I had one night at the safe house, while plans were prepared for me to be kidnapped. Super, I thought. I wondered what delightful method they’d use. Would I be forced into a car at gunpoint or simply bashed over the head?
Agent Owen (whom I’d mentally dubbed George Clooney, because Owen and Clooney could’ve been brothers) told me not to worry, because the operative would do everything possible to make sure my capture was swift and painless. “Swift and painless”—words that could also apply to someone’s death. Coming from good old George, I wasn’t taking much comfort in them.
CHAPTER THIRTY
Kevin
Kevin snapped out of his latest drug-induced haze and tried to focus on the problems at hand.
So the writer had gotten away and grievously wounded two of the group’s men. But he knew it was just a matter of time before they flushed her out again. Then, they could ask her how much Fred had told her.
Fred’s research for this woman had made him far too curious about other matters. Matters the woman could definitely confirm by talking to Selby.
While Selby was no longer a threat, the question was how much had he told her at their meeting?
The group’s plans hinged on Selby’s knowledge of a risk so little known, yet so potentially lethal, it was astonishing.
CHAPTER THIRTY-ONE
Jessica
That night at the safe house, I thrashed around in bed, unable to sleep. Couldn’t imagine why.
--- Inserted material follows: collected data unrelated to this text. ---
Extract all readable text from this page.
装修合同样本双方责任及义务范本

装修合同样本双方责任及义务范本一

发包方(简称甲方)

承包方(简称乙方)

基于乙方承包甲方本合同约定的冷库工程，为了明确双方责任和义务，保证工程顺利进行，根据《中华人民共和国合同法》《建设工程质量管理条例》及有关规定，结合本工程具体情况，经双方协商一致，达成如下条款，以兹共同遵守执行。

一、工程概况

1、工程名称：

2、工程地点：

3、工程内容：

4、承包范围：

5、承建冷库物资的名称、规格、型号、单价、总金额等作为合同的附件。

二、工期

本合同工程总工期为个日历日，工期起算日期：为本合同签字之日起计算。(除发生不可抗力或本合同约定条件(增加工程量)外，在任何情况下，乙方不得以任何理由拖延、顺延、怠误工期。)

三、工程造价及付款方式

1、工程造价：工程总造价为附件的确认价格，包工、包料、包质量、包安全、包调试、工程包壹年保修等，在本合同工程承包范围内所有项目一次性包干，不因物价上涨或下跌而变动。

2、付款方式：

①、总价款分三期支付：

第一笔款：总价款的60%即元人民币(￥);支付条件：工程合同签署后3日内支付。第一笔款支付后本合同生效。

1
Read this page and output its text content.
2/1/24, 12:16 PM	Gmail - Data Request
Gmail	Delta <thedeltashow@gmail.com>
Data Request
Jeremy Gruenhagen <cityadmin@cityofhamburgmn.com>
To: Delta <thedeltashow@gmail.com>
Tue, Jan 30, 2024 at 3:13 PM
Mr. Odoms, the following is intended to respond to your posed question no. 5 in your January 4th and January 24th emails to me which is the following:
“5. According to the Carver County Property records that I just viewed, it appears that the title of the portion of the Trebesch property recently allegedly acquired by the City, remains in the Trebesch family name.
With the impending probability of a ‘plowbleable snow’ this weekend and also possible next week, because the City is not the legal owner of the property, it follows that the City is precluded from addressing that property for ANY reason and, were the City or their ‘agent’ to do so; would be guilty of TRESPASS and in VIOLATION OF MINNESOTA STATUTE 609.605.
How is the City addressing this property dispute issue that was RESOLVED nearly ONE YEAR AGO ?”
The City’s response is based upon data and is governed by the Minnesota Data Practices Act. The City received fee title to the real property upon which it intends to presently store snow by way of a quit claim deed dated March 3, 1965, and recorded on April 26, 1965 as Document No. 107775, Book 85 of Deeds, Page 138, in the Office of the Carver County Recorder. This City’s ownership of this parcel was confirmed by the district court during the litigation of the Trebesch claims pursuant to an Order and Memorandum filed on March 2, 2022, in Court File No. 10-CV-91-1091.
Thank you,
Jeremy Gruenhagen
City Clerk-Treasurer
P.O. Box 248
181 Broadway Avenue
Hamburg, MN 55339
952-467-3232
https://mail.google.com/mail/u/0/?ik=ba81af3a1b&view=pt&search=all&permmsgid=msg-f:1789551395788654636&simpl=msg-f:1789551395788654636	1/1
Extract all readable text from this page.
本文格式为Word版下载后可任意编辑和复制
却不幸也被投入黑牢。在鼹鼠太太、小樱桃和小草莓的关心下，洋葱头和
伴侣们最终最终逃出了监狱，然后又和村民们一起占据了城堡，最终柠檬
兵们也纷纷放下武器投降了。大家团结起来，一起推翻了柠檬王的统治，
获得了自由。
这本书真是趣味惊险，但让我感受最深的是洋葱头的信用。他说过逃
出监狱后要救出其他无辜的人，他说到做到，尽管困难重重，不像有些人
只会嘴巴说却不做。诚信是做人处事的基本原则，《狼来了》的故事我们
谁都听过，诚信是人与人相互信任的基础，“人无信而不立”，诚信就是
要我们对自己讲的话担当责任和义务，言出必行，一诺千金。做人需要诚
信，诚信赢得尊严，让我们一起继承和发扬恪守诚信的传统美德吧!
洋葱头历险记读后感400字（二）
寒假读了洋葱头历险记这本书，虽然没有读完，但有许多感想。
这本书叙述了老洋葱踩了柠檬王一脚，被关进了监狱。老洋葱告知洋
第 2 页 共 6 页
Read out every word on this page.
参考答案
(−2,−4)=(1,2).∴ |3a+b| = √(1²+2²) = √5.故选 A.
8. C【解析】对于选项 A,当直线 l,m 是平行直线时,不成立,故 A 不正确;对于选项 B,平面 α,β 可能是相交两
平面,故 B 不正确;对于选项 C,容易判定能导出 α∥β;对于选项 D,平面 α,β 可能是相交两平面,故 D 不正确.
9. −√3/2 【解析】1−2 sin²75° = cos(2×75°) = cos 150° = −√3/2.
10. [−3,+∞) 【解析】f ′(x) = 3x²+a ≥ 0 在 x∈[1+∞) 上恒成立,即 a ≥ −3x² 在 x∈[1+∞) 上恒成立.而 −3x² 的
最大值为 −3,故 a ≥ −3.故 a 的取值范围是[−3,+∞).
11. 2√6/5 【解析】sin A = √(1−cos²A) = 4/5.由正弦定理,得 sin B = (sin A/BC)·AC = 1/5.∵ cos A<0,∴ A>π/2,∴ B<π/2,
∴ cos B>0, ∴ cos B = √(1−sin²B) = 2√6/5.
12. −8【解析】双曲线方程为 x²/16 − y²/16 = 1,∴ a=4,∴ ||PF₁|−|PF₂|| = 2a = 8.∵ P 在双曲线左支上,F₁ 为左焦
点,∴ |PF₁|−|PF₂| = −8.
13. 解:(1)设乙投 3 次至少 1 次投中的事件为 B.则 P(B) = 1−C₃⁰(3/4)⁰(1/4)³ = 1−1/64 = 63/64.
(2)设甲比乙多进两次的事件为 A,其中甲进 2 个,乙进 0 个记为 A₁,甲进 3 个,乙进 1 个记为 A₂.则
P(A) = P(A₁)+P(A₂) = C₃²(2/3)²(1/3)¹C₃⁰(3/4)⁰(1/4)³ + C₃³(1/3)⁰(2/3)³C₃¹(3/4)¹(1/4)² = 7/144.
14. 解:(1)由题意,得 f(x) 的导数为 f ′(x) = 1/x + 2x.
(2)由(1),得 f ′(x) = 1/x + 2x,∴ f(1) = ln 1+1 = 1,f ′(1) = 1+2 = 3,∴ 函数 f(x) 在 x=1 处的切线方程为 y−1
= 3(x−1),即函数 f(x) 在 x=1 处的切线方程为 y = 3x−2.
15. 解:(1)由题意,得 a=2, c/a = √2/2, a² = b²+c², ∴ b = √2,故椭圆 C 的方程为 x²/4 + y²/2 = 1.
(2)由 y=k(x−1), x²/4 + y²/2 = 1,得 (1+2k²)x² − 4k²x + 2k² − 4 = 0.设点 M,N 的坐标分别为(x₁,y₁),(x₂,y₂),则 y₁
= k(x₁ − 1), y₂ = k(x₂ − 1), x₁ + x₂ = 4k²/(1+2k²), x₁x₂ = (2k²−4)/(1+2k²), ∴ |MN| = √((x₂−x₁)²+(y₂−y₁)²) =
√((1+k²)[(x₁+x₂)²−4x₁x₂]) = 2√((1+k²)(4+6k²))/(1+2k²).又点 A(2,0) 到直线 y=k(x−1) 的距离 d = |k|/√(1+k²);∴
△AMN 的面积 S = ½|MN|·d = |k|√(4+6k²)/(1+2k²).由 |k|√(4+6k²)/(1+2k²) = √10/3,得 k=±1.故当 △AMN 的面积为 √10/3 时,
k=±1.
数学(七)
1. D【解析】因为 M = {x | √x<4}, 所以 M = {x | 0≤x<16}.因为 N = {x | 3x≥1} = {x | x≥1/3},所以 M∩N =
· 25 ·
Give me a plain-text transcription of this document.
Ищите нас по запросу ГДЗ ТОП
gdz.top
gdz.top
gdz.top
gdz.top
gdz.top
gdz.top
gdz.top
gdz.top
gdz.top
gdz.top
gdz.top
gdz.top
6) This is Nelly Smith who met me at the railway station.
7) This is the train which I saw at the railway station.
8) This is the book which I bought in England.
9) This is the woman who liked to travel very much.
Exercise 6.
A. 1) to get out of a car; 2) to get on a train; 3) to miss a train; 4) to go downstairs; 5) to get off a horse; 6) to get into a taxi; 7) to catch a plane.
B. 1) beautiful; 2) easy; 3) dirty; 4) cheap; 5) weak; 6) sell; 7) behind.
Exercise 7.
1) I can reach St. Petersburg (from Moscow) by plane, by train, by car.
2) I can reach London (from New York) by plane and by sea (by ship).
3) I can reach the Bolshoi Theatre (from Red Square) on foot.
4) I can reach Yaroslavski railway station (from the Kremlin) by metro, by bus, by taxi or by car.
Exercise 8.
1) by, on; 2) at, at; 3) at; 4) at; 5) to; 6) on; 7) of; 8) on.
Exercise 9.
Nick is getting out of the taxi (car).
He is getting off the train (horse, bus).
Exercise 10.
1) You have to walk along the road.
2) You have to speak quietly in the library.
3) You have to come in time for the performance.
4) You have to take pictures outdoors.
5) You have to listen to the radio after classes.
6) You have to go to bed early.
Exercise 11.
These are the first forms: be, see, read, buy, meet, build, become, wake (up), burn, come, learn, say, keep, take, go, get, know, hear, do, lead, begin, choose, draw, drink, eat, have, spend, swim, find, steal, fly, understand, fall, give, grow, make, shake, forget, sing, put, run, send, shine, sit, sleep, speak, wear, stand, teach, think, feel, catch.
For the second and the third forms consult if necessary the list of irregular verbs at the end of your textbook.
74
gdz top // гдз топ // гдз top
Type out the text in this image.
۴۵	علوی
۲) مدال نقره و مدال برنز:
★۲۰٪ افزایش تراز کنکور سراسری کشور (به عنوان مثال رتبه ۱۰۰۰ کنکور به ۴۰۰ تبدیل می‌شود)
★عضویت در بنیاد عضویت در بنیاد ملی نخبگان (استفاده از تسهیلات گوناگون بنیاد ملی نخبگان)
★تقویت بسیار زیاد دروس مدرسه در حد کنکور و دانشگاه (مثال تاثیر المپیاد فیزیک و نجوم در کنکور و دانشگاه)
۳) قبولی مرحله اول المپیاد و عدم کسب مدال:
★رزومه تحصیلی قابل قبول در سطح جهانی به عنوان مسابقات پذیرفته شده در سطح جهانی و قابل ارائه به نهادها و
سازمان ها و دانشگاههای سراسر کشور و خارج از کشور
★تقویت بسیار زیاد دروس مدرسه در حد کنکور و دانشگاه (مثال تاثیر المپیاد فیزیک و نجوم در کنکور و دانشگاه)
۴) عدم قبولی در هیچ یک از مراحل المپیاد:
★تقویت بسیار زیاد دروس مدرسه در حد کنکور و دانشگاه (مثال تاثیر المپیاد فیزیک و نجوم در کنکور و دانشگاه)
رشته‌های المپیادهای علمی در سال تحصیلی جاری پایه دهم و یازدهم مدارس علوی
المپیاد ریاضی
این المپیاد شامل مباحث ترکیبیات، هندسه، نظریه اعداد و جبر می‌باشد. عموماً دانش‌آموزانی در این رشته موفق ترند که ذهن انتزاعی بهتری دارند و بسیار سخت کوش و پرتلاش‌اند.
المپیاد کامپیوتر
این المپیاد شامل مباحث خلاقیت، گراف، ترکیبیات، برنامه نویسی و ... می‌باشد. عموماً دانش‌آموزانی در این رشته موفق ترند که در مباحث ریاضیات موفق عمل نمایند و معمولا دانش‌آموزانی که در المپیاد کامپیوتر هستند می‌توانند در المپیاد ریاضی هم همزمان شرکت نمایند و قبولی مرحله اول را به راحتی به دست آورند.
The room was hot and dusty, little-used, and unkempt with only a bed, a desk, a computer, and a bookshelf along one wall. The musty smell of old books made me feel like I was trying to sleep in the back room of a used book warehouse.
After 1:00 in the morning, I threw off the covers and got up. I peered through the Venetian blinds at the quiet, dark neighborhood. Everyone tucked safely in bed and sound asleep, no doubt. Or curled up in front of a television watching a late night movie and munching on popcorn or drinking cocoa.
If any of them had insomnia, it wasn’t because they’d been called upon to be kidnapped by terrorists in order to help authorities save the world from its biggest catastrophe ever. Nor had they seen a nice guy like Fred lying on the floor with a bullet through his head. Or witnessed a man keel over dead—probably poisoned. And Cynthia of all people was involved with this group. Jesus!
All of this had started on Monday. Only a few days ago. Talk about your bad weeks. And it was just barely Friday.